Dil gayet, ama gayet basit. Zira anlatacısından mahkumuna, gardiyanından müdürüne herkes halkın bizzat içinden ve dolayısıyla halk gibi konuşuyorlar. Argo kullanıyorlar, gülümseten küfürler saçıyorlar etrafa. Ama bazı sözleri var ki bunların alıp çerçeveletesiniz gelir. Ne Kafka ne Necip Fazıl ne de başkaları söyleyememiştir o sözü henüz. 

Kitap içerisinde saymadığım ama hepsi hapishanede geçen ve orada kalanların bazen gündelik yaşamlarını bazen de başından geçenleri anlayan öyküler mevcut. Bir hikayede Tatar Ramazan, diğerinde Simitçi, Cıbıl, Elmas ve diğerleri. Hepsi başlı başına film çekilecek karakterler. Hikayeleri malumunuz olduğu üzere hep mutsuz son ile bitmiş. Hep ama hep mutsuz sonlar. Bu sonları yaşayan ve sonun da sonuna varamamış insanlar. Velhasıl acıklı hayatlar, ağlanası olaylar. Şu an bu satırları yazarken aklıma o kader mahkumlarının hayat hikayeleri geldi de.. Ne bileyim bir tuhaf oldum. Acı bana dokunuyor galiba ve bu kitap başından sonuna acılı, acıklı. Belki de hiç tahmin etmeyeceksiniz ama en mutlu son galiba Tatar Ramazan'da. Gerisi kitapta. Tavsiyemdir, akıcı ve okunması gereken bir kitaptır. İyi okumalar. 


Diğer roman incelemelerim için tıklayın

Şiir kitabı incelemelerim için tıklayın


Tatar Ramazan Kerim Korcan


Kitaptan Alıntılar; 

 Ya yağmur düşecekti yer yer yarılan toprağa veya mahpushane bahçesine kan.

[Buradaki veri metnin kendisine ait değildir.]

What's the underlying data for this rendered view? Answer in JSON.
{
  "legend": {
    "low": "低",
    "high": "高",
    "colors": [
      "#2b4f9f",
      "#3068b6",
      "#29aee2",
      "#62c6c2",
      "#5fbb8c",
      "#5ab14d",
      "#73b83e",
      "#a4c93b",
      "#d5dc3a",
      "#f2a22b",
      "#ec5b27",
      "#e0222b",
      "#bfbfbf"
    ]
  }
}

Şuradan araban geçti, öküzlerin şu yalaktan su içti, kuş uçtu, katır sıçtı vesaire, ver 25 lira! Ne canına yandığımın vesairesiymiş bu, geldi bizi buralarda da buldu.


Küçük büyül değil, sadece mesele vardır.


Dakikalar, kara karıncalar gibi peş peşe dizilmiş, avcı hattını bozmadan sessizce yürümüş yürümüştü zamanda ve sonra bir konağa gelinmiş, saat olmış akmış akmış, kararan bir akşama doğru çekip götürmüştü gündüzü... Umutlar gene küllenmiş, gamlı bir akşam hazırlığı başlamıştır mahpusta.


Adliyeciler ülkemizde en ulvi bir işi yapmaktaydılar.


Çok güzel söylersin buradan hep çıkarız. Hiç birimiz kalmaz ama hangimiz nereye? Siz ağaç altlarında sefaya, ben de üç ayaklı sehpaya.